Most of the blogs and influencers will take only these 52 days. Probably, if we have of all the blogs and youtube transcripts and arrange the dates mentioned in a series, 2σ dates will fall in these 52 days only. You decide whether to make profit in 2221 normal days or you're going to wait for one of those 52 days.

Finally, let's split the dataset into training and validation sets and store them as separate files. The model will be trained only on the training dataset. The validation set will not be exposed to the model during training or fine-tuning. We'll use the validation dataset to backtest whether the model is makeing any profit for us.

Let's take out every nineth day into validation set. As it is more than seven, the subsequent nineth day will be different day of the week.

# Split into training and validation sets
# Every 9th day goes to validation, rest goes to training
total_days = len(n50_daily_price_movements_filtered)

# Create boolean masks for train/validation split
validation_mask = [(i % 9 == 8) for i in range(total_days)]  # Every 9th day (0-indexed, so 8th position)
training_mask = [not val for val in validation_mask]

# Split the datasets
train_price_movements = n50_daily_price_movements_filtered[training_mask]
val_price_movements = n50_daily_price_movements_filtered[validation_mask]

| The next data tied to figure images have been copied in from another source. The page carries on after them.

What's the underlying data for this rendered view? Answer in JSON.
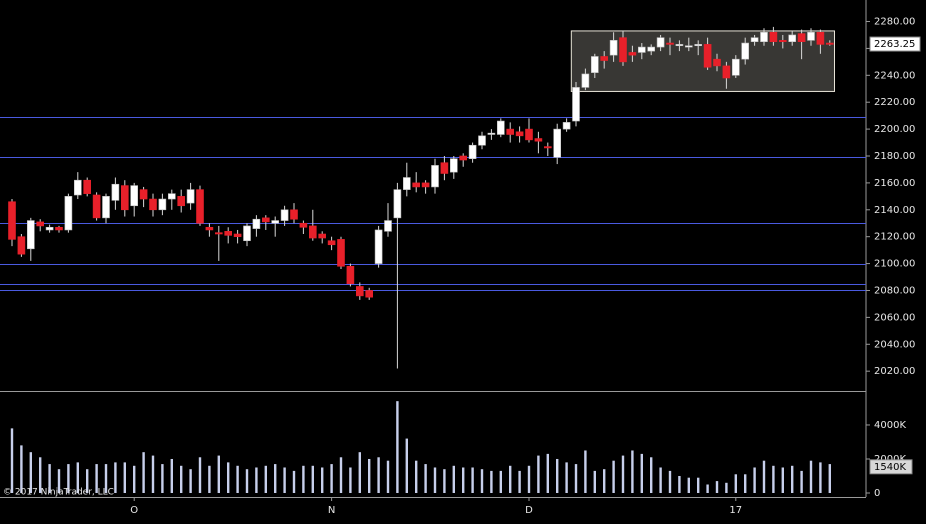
{
  "chart_data": [
    {
      "type": "candlestick",
      "credit": "© 2017 NinjaTrader, LLC",
      "categories": [
        null,
        null,
        null,
        null,
        null,
        null,
        null,
        null,
        null,
        null,
        null,
        null,
        null,
        "O",
        null,
        null,
        null,
        null,
        null,
        null,
        null,
        null,
        null,
        null,
        null,
        null,
        null,
        null,
        null,
        null,
        null,
        null,
        null,
        null,
        "N",
        null,
        null,
        null,
        null,
        null,
        null,
        null,
        null,
        null,
        null,
        null,
        null,
        null,
        null,
        null,
        null,
        null,
        null,
        null,
        null,
        "D",
        null,
        null,
        null,
        null,
        null,
        null,
        null,
        null,
        null,
        null,
        null,
        null,
        null,
        null,
        null,
        null,
        null,
        null,
        null,
        null,
        null,
        "17",
        null,
        null,
        null,
        null,
        null,
        null,
        null,
        null,
        null,
        null
      ],
      "open": [
        2146,
        2120,
        2111,
        2131,
        2125,
        2127,
        2125,
        2151,
        2162,
        2151,
        2134,
        2147,
        2158,
        2143,
        2155,
        2148,
        2140,
        2148,
        2150,
        2145,
        2155,
        2127,
        2123,
        2124,
        2122,
        2117,
        2126,
        2134,
        2130,
        2132,
        2140,
        2130,
        2128,
        2122,
        2117,
        2118,
        2098,
        2083,
        2080,
        2100,
        2124,
        2134,
        2155,
        2160,
        2160,
        2157,
        2175,
        2168,
        2180,
        2178,
        2188,
        2196,
        2196,
        2200,
        2198,
        2200,
        2193,
        2187,
        2179,
        2200,
        2206,
        2231,
        2242,
        2254,
        2255,
        2268,
        2257,
        2257,
        2258,
        2261,
        2264,
        2262,
        2261,
        2262,
        2263,
        2252,
        2247,
        2240,
        2252,
        2265,
        2265,
        2272,
        2266,
        2265,
        2271,
        2266,
        2272,
        2264
      ],
      "high": [
        2148,
        2122,
        2134,
        2133,
        2129,
        2128,
        2152,
        2168,
        2164,
        2153,
        2152,
        2164,
        2162,
        2160,
        2157,
        2152,
        2152,
        2155,
        2155,
        2160,
        2158,
        2130,
        2128,
        2127,
        2125,
        2130,
        2136,
        2136,
        2135,
        2143,
        2145,
        2132,
        2140,
        2124,
        2120,
        2120,
        2100,
        2086,
        2082,
        2128,
        2145,
        2160,
        2175,
        2168,
        2162,
        2178,
        2180,
        2180,
        2182,
        2190,
        2198,
        2200,
        2208,
        2205,
        2202,
        2208,
        2198,
        2190,
        2204,
        2208,
        2235,
        2245,
        2256,
        2258,
        2272,
        2273,
        2262,
        2264,
        2263,
        2270,
        2268,
        2266,
        2268,
        2266,
        2268,
        2256,
        2250,
        2255,
        2268,
        2270,
        2275,
        2276,
        2270,
        2273,
        2274,
        2275,
        2274,
        2266
      ],
      "low": [
        2113,
        2105,
        2102,
        2124,
        2123,
        2123,
        2123,
        2148,
        2150,
        2132,
        2130,
        2140,
        2135,
        2135,
        2142,
        2135,
        2136,
        2140,
        2138,
        2140,
        2128,
        2120,
        2102,
        2115,
        2115,
        2113,
        2120,
        2125,
        2120,
        2128,
        2130,
        2122,
        2117,
        2115,
        2110,
        2096,
        2083,
        2073,
        2073,
        2097,
        2120,
        2022,
        2150,
        2153,
        2152,
        2152,
        2162,
        2163,
        2172,
        2175,
        2185,
        2192,
        2194,
        2190,
        2190,
        2190,
        2182,
        2180,
        2174,
        2198,
        2202,
        2229,
        2238,
        2245,
        2250,
        2247,
        2250,
        2252,
        2255,
        2258,
        2255,
        2258,
        2258,
        2255,
        2244,
        2243,
        2230,
        2238,
        2248,
        2262,
        2262,
        2262,
        2260,
        2262,
        2252,
        2262,
        2256,
        2262
      ],
      "close": [
        2118,
        2107,
        2132,
        2128,
        2127,
        2125,
        2150,
        2162,
        2152,
        2134,
        2150,
        2159,
        2140,
        2158,
        2148,
        2140,
        2148,
        2152,
        2143,
        2155,
        2130,
        2125,
        2122,
        2121,
        2120,
        2128,
        2133,
        2131,
        2132,
        2140,
        2133,
        2127,
        2119,
        2119,
        2114,
        2098,
        2085,
        2076,
        2075,
        2125,
        2132,
        2155,
        2164,
        2157,
        2157,
        2173,
        2167,
        2178,
        2177,
        2188,
        2195,
        2197,
        2206,
        2196,
        2195,
        2192,
        2191,
        2186,
        2200,
        2205,
        2231,
        2241,
        2254,
        2251,
        2266,
        2250,
        2255,
        2261,
        2261,
        2268,
        2263,
        2263,
        2262,
        2263,
        2246,
        2247,
        2238,
        2252,
        2264,
        2268,
        2272,
        2265,
        2265,
        2270,
        2265,
        2272,
        2263,
        2263
      ],
      "up_color": "#ffffff",
      "down_color": "#e8202a",
      "ylim": [
        2006,
        2296
      ],
      "yticks": [
        {
          "value": 2020,
          "label": "2020.00"
        },
        {
          "value": 2040,
          "label": "2040.00"
        },
        {
          "value": 2060,
          "label": "2060.00"
        },
        {
          "value": 2080,
          "label": "2080.00"
        },
        {
          "value": 2100,
          "label": "2100.00"
        },
        {
          "value": 2120,
          "label": "2120.00"
        },
        {
          "value": 2140,
          "label": "2140.00"
        },
        {
          "value": 2160,
          "label": "2160.00"
        },
        {
          "value": 2180,
          "label": "2180.00"
        },
        {
          "value": 2200,
          "label": "2200.00"
        },
        {
          "value": 2220,
          "label": "2220.00"
        },
        {
          "value": 2240,
          "label": "2240.00"
        },
        {
          "value": 2260,
          "label": "2260.00"
        },
        {
          "value": 2280,
          "label": "2280.00"
        }
      ],
      "hlines": [
        2209,
        2179,
        2130,
        2100,
        2085,
        2080
      ],
      "hline_color": "#4a5ae0",
      "box": {
        "start": 60,
        "end": 87,
        "top": 2273,
        "bottom": 2228
      },
      "last_price": 2263.25
    },
    {
      "type": "bar",
      "values": [
        3800,
        2800,
        2400,
        2100,
        1700,
        1400,
        1700,
        1800,
        1400,
        1700,
        1700,
        1800,
        1800,
        1600,
        2400,
        2200,
        1700,
        2000,
        1600,
        1400,
        2100,
        1600,
        2200,
        1800,
        1600,
        1400,
        1500,
        1600,
        1700,
        1500,
        1300,
        1600,
        1600,
        1500,
        1700,
        2100,
        1500,
        2400,
        2000,
        2100,
        1900,
        5400,
        3200,
        1900,
        1700,
        1500,
        1400,
        1600,
        1500,
        1500,
        1400,
        1300,
        1300,
        1600,
        1300,
        1600,
        2200,
        2300,
        2000,
        1800,
        1700,
        2500,
        1300,
        1400,
        1900,
        2200,
        2500,
        2300,
        2100,
        1500,
        1300,
        1000,
        900,
        900,
        500,
        700,
        600,
        1100,
        1100,
        1500,
        1900,
        1600,
        1500,
        1600,
        1300,
        1900,
        1800,
        1700
      ],
      "color": "#c8d0ec",
      "ylim": [
        0,
        5880
      ],
      "yticks": [
        0,
        {
          "value": 2000,
          "label": "2000K"
        },
        {
          "value": 4000,
          "label": "4000K"
        }
      ],
      "last_volume": {
        "value": 1540,
        "label": "1540K"
      }
    }
  ]
}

train_daily_opens = n50_daily_opens_filtered[training_mask]
val_daily_opens = n50_daily_opens_filtered[validation_mask]

# Save the datasets to CSV files in the dataset directory
import os

# Create dataset directory if it doesn't exist
os.makedirs('dataset', exist_ok=True)

# Save training datasets
train_price_movements.to_csv('dataset/train_price_movements.csv')
train_daily_opens.to_csv('dataset/train_daily_opens.csv')

# Save validation datasets
val_price_movements.to_csv('dataset/val_price_movements.csv')
val_daily_opens.to_csv('dataset/val_daily_opens.csv')

print("Datasets saved successfully!")

Conclusion

Let's wrap up this blog here. In the upcoming posts, we will explore various models and training methodologies to determine which approach yields the best results. The dataset prepared in this blog will serve as the foundation for all those experiments. You can access the code discussed in this blog in the n50_dataset_prep notebook.